The hacking group linked to North Korea’s Reconnaissance General Bureau (RGB) is APT 43, which steals data and gains intelligence on geopolitical events, foreign policy, and topics relevant to North Korea. They send spear phishing emails impersonating journalists and academics and exploit poorly configured DMARC policies to gain intelligence and supply it to North Korea. 

The threat actors can exploit domains with missing DMARC policies or the ones that have their policy set to none.
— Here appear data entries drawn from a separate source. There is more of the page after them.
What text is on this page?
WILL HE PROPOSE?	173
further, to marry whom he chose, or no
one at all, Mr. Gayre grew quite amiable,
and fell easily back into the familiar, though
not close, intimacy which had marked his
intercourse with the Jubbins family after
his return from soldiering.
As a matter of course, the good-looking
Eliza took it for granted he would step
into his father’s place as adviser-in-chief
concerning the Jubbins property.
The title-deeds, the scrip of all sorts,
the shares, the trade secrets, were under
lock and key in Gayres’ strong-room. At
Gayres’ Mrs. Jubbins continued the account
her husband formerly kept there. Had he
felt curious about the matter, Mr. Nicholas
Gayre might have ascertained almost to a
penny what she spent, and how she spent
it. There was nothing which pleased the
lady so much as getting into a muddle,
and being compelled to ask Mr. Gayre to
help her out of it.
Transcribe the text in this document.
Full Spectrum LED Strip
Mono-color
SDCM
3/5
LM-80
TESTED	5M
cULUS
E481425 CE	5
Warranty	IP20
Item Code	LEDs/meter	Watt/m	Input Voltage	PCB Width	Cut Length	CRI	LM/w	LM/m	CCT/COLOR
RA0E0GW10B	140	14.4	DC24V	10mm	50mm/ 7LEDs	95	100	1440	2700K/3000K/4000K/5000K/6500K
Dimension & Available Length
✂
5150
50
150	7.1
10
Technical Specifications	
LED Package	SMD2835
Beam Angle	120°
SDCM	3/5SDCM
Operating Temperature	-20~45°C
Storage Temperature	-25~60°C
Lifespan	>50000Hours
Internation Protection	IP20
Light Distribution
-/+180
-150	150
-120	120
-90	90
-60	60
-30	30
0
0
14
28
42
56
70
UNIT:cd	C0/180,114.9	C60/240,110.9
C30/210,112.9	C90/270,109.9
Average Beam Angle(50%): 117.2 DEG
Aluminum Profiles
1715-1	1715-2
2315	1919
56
If you want to stay safe, you need to change your policy to quarantine or reject so suspicious emails are quarantined or blocked altogether. 


800K exposed in 2023 MOVEit attack on the University System of Georgia

This week, the University System of Georgia (USG) sent data breach notifications to nearly 800,000 people whose data was exposed in the Clop MOVEit attacks it suffered in 2023.


data breach


The USG oversees 26 public universities in Georgia and was hit by a breach in late May 2023 when threat actors leveraged a vulnerability in the file transfer software used by USG. The breach affected students, staff, contractors, and other affiliated personnel and was reported to the authorities.

The FBI and CISA helped the USG, and they recently shared that Clop made away with sensitive files from the systems, which included their full or partial Social Security Numbers, birth dates, bank account numbers, and federal income tax documents. The Clop ransomware gang exploited a zero-day vulnerability in Progress Software’s MOVEit Secure File Transfer solution, which allowed them to steal the files. 

USG is now offering 12 months of free Experian identity protection and fraud detection to the people impacted by the breach and you can enroll if you were affected by 31 July this year.